A mesma rádio noticiou que o líder da junta militar maliana, Assimi Goita, foi retirado de Kati para um local seguro, enquanto um outro general ficou ferido e recebeu tratamento numa clínica da capital.

Camara era considerado uma figura central no regime militar liderado por Goita e desempenhou um papel determinante na aproximação estratégica com a Rússia, bem como na reestruturação das alianças de segurança na região do Sahel.

A morte de Camara ocorre num contexto de forte recrudescimento da violência e de ofensivas coordenadas lançadas no sábado por grupos armados em várias regiões do território maliano.

Os combates foram retomados hoje no Mali entre grupos rebeldes e o exército, apoiado por mercenários russos, em Kidal (norte) e Kati.

Os rebeldes tuaregues anunciaram que alcançaram um acordo que permite aos soldados russos do Africa Corps retirarem-se de Kidal, cidade que os separatistas afirmam agora controlar totalmente.

A Frente de Libertação do Azawad (FLA), que reivindica o território do norte do Mali, já tinha assegurado no sábado que assumira o controlo de Kidal após combates intensos.

O grupo lançou a ofensiva em coordenação com os jihadistas do Grupo de Apoio ao Islão e aos Muçulmanos (JNIM, aliado da Al-Qaida), segundo a AFP.

Embora o Mali enfrente conflitos e violência extremista há mais de uma década, a ofensiva simultânea entre o JNIM e a FLA não tem precedentes desde que a junta militar assumiu o poder, em 2020.

Desde o amanhecer de sábado, os confrontos opuseram o exército aos atacantes na periferia de Bamako e em várias cidades estratégicas, como Gao e Sévaré.

O Governo maliano disse no sábado à noite que os combates tinham causado 16 feridos, entre civis e militares, e "danos materiais limitados", mas que a situação estava "totalmente sob controlo em todas as localidades".

A União Europeia (UE) condenou hoje "firmemente os ataques terroristas" no Mali e manifestou-se solidária com o povo maliano num comunicado divulgado pelos serviços da chefe da diplomacia europeia, Kaja Kallas.
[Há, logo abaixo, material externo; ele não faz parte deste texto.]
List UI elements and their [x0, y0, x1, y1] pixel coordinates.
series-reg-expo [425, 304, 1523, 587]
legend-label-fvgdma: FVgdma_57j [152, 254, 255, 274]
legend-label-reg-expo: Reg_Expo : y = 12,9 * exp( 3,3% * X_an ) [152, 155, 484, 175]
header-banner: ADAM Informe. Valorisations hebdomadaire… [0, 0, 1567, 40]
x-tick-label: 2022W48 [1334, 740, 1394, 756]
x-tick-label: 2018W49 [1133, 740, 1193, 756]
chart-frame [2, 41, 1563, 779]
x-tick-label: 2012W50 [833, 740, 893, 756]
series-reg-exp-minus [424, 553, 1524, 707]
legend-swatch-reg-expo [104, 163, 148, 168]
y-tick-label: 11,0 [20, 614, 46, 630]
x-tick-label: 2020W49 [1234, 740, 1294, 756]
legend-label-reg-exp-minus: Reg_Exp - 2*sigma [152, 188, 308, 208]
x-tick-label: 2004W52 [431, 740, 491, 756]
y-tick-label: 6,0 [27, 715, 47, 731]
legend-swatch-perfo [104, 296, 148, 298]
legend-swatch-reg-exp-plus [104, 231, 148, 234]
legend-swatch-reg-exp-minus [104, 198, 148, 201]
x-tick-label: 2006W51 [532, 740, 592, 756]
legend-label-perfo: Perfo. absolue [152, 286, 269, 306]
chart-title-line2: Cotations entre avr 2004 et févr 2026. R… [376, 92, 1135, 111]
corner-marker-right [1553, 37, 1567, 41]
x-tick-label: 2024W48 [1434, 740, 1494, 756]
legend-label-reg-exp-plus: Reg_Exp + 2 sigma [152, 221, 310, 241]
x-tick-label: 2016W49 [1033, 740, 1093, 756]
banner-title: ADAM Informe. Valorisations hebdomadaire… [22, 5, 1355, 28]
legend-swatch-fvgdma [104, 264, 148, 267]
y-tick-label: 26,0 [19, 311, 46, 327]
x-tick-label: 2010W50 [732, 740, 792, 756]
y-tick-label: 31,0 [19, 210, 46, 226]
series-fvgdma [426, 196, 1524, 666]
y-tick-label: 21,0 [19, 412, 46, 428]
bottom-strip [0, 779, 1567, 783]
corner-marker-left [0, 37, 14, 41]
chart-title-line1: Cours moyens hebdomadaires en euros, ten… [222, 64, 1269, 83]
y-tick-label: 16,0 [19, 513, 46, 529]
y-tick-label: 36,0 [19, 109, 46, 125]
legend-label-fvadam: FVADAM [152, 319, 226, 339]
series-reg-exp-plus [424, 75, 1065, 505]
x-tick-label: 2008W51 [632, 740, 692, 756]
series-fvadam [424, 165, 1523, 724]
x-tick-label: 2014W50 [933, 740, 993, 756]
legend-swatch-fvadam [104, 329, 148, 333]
"Reafirmamos a nossa determinação na luta contra o terrorismo, bem como o nosso compromisso a favor da paz, da segurança e da estabilidade no Mali e em todo o Sahel", acrescentou.

Na mesma linha, a Comunidade Económica dos Estados da África Ocidental (CEDEAO) condenou hoje energicamente os "ataques terroristas" no Mali.

"Estes atos hediondos demonstram mais uma vez a natureza bárbara dos autores, que continuam a ameaçar a paz, a segurança e a estabilidade em toda a sub-região da África Ocidental", afirmou a organização com sede em Abuja, na Nigéria.

A CEDEAO apelou à união e mobilização de todos os Estados, forças de segurança, mecanismos regionais e populações da região num "esforço coordenado para lutar" contra o flagelo do terrorismo.

O secretário-geral das Nações Unidas, António Guterres, também condenou no sábado o "extremismo violento" no Mali e apelou a "um apoio internacional coordenado para enfrentar a ameaça evolutiva do extremismo violento e do terrorismo no Sahel".